Bedingte Freiheitsstrafe für Hockeyfan wegen umgebautem Feuerwerk
Das Bundesstrafgericht hat einen Freiburger Eishockeyfan zu einer bedingten Freiheitsstrafe von zwölf Monaten verurteilt.

Ein Hockeyfan zündete nach einem Match in Bern im Oktober 2024 ausserhalb des Stadions einen modifizierten Feuerwerkskörper. Verletzt wurde niemand. Der Fan wurde nun verurteilt.
In einem in der Nähe des Eisstadions abgestellten Bus präparierte der Freiburger einen 11 Zentimeter langen Feuerwerkskörper, der bei korrektem Gebrauch eine farbig aufsteigende Bombette mit einem sehr lauten Blitzknall und farbigen Funken erzeugt. Der 22-Jährige entfernte den Sprengstoff und die Zündschnur.

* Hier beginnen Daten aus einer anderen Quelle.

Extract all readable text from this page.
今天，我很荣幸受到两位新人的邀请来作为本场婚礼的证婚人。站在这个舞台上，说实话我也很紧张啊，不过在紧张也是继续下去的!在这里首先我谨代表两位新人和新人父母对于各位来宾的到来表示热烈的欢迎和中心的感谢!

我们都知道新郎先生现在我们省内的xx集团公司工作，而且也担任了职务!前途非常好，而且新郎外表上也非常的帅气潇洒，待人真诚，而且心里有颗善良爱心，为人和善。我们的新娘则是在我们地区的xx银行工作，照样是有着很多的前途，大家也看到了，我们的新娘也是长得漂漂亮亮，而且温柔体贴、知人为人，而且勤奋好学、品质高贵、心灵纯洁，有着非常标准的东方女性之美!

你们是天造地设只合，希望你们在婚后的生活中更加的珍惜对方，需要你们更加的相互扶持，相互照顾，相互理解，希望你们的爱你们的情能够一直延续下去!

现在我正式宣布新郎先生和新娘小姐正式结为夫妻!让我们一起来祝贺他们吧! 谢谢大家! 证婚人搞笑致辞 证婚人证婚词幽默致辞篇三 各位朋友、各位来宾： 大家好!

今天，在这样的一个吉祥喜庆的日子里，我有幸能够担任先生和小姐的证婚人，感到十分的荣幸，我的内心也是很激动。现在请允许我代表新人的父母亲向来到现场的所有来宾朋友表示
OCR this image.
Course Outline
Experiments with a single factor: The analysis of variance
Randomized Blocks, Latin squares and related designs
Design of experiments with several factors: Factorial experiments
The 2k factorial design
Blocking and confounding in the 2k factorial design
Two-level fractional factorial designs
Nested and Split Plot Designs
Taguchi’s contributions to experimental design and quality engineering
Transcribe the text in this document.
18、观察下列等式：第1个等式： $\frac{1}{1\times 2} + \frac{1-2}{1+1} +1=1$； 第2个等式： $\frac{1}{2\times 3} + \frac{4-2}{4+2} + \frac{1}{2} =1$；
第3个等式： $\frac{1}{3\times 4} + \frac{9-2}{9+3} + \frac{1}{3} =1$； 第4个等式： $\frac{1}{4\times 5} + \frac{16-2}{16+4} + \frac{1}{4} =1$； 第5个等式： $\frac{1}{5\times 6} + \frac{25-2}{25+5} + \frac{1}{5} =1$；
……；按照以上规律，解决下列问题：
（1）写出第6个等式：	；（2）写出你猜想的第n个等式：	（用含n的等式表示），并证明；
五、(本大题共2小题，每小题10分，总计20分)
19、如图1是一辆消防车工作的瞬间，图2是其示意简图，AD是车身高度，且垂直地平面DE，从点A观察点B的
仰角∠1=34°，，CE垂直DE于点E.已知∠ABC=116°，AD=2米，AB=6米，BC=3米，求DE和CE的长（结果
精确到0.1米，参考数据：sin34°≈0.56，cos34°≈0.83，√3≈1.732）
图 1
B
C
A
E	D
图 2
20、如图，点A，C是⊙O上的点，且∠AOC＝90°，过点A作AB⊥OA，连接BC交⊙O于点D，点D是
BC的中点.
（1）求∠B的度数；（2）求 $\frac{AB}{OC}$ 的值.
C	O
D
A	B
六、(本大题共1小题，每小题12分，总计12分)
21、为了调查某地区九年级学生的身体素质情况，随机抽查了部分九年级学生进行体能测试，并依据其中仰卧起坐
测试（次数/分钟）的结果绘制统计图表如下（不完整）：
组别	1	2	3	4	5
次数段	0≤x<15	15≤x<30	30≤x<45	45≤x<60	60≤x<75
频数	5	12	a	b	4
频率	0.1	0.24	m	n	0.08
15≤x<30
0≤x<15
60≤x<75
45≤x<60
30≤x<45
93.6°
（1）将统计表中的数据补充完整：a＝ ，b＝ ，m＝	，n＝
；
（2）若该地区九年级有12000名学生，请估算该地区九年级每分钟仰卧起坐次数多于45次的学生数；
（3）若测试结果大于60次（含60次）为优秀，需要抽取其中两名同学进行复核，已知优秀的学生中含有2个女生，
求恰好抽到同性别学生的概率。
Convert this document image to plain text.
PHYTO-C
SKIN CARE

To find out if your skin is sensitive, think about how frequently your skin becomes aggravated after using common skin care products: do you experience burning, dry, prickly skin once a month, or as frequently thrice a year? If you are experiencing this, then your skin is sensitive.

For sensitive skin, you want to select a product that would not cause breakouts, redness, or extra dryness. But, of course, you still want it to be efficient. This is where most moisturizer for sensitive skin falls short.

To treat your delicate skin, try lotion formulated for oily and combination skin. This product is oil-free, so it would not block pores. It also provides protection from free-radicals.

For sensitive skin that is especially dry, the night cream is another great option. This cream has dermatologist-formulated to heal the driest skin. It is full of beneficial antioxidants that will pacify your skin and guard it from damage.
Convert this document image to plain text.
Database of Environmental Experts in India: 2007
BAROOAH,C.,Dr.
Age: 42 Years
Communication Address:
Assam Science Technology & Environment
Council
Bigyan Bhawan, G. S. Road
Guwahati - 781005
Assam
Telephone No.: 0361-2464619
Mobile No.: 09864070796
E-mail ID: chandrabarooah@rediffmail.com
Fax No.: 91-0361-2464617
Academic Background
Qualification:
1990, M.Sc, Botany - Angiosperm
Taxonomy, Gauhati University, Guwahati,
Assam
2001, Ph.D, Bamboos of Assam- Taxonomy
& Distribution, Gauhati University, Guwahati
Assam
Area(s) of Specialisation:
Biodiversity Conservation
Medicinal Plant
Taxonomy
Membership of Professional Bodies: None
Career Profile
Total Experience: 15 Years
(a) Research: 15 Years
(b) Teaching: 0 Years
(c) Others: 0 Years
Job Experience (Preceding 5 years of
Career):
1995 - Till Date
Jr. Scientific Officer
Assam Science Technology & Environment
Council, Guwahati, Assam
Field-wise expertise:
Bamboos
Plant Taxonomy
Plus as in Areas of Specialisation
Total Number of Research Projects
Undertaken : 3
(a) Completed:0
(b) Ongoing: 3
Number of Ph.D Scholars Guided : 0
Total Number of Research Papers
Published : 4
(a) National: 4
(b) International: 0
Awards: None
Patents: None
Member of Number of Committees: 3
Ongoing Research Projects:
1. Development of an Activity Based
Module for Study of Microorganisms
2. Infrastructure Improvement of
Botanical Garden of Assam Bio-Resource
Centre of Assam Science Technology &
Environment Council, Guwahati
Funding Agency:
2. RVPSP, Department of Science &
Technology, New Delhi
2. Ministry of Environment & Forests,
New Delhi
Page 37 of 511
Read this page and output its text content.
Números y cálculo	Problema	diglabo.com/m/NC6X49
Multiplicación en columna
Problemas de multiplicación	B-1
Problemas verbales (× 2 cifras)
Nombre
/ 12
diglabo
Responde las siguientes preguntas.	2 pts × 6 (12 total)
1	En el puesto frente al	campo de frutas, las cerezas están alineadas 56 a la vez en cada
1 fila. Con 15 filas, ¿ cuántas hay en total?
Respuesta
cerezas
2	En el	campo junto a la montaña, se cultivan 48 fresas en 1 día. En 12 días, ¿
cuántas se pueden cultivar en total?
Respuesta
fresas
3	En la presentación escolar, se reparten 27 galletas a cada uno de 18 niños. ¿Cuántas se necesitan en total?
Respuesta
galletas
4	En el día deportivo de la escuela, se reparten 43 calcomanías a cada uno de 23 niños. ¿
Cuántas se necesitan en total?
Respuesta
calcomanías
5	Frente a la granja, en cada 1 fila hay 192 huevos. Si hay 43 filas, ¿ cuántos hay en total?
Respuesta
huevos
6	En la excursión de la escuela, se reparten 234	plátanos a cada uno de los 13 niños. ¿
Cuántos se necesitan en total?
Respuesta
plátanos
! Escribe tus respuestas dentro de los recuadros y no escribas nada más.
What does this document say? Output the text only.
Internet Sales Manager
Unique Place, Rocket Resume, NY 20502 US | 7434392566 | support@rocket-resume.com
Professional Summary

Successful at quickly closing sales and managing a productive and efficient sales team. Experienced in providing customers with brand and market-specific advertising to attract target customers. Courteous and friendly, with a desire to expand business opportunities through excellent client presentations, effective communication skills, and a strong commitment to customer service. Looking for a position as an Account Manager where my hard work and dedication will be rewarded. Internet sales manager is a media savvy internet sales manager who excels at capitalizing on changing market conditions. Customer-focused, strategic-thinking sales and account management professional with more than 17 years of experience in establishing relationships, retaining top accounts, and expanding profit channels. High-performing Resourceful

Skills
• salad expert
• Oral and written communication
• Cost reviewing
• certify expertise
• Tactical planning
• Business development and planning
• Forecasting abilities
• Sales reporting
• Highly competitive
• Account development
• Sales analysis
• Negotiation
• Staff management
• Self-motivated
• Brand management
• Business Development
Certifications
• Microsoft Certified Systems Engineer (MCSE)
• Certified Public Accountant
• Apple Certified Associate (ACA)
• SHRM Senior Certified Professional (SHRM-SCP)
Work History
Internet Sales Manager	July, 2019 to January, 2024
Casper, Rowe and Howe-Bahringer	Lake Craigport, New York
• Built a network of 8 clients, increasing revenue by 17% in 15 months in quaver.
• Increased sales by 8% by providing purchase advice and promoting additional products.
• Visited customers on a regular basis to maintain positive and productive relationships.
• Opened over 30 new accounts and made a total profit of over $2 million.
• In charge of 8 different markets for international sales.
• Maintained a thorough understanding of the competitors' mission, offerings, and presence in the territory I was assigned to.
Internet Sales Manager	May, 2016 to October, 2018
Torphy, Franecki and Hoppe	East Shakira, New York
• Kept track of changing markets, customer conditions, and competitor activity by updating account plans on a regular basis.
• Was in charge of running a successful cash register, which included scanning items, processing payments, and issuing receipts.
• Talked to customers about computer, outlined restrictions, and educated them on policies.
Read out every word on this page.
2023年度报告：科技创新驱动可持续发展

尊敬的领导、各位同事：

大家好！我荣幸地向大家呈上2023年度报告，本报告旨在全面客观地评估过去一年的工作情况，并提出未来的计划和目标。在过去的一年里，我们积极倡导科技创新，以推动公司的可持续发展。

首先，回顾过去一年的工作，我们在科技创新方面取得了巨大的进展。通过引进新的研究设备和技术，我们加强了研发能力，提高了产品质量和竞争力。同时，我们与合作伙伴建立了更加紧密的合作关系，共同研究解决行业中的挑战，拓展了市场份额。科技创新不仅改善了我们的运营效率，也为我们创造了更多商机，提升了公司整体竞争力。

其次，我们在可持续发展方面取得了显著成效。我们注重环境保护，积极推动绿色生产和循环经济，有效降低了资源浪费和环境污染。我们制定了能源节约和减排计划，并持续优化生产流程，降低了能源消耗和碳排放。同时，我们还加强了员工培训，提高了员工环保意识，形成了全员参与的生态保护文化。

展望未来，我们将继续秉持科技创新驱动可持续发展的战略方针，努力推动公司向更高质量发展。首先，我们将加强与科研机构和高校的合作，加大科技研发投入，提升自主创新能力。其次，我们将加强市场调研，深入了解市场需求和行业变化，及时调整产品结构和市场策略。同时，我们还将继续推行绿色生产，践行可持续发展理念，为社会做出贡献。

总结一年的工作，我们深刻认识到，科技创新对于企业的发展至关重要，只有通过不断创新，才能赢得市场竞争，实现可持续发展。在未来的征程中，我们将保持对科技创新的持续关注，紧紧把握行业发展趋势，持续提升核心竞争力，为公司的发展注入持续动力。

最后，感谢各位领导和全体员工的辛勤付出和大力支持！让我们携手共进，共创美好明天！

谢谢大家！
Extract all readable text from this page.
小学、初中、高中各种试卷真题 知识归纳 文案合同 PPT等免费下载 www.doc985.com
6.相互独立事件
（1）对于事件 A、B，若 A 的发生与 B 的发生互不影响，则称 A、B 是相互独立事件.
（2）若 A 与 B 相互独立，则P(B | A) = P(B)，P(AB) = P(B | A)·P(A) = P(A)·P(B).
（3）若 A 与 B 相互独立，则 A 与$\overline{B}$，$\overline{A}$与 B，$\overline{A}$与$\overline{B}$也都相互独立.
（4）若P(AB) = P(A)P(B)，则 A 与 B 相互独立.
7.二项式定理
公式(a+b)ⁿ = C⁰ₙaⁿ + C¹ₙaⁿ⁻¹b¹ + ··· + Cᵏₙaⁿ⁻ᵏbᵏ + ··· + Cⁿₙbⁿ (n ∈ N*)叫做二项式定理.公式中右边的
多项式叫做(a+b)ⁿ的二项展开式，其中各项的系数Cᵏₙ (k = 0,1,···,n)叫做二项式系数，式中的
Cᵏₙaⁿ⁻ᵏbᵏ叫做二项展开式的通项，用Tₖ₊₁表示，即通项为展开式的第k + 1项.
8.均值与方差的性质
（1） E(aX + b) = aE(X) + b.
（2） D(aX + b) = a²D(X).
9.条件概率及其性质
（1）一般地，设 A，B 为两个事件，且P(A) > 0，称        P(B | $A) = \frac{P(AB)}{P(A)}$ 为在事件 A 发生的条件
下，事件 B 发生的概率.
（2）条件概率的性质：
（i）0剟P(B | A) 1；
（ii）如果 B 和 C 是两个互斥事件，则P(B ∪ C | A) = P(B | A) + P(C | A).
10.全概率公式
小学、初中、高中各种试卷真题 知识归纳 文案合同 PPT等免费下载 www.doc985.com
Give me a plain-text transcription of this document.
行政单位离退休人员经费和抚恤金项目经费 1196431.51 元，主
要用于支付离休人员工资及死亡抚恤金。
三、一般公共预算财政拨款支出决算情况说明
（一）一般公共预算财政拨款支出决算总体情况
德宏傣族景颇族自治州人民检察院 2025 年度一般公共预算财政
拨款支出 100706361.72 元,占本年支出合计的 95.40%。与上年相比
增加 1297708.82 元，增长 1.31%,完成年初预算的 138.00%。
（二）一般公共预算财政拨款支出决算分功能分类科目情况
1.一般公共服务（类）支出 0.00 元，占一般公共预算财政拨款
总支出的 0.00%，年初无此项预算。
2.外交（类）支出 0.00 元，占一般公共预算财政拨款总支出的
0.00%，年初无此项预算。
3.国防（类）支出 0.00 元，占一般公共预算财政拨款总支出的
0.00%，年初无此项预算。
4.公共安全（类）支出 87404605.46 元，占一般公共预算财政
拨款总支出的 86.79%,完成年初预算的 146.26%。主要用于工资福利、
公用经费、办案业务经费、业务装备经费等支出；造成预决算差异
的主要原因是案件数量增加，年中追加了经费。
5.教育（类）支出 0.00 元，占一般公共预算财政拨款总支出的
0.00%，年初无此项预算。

Damit schuf er einen unkonventionellen Sprengkörper, der umso gefährlicher war, weil er nach dem Anzünden jederzeit hätte explodieren können. Dies geht aus dem am Dienstag veröffentlichten begründeten Urteil des Bundesstrafgerichts vom 24. März 2026 hervor.
Nachdem der Freiburger aus dem Bus gestiegen war, entfachte er die Zündschnur und warf den Sprengkörper in die Menge. Bei ordnungsgemässem Gebrauch dürfte das Feuerwerk nicht auf den Boden geworfen werden, und es wäre ein Sicherheitsabstand von 25 Metern zu Drittpersonen einzuhalten.
Eigene Fans gefährdet
Der junge Mann war von etwa fünfzig Personen umringt – grösstenteils Fans von Fribourg Gottéron – und etwa fünfzehn Polizisten. Vor Gericht sagte er, dass er nur Krach habe machen wollen. Der Sprengkörper enthielt 3,5 Gramm Sprengstoff, was ein erhebliches Risiko für schwere Verletzungen birgt, wie das Gericht in Bellinzona festgehalten hat.
Der Eishockeyfan habe rücksichtslos gehandelt, ohne über die Folgen seiner Tat nachzudenken, heisst es im Urteil weiter. Die Richter weisen darauf hin, dass der Sprengkörper den Personen in der Umgebung schwere Verletzungen hätte zufügen können.
Es sei reiner Zufall, dass niemand zu Schaden gekommen sei. Der Freiburger habe die Anwesenden einer erheblichen Gefahr ausgesetzt, und zwar vorsätzlich. Aus diesem Grund wurde er wegen Gefährdung durch Sprengstoffe und giftige Gase in verbrecherischer Absicht für schuldig befunden. (Urteil SK.2025.61 vom 24.3.2026)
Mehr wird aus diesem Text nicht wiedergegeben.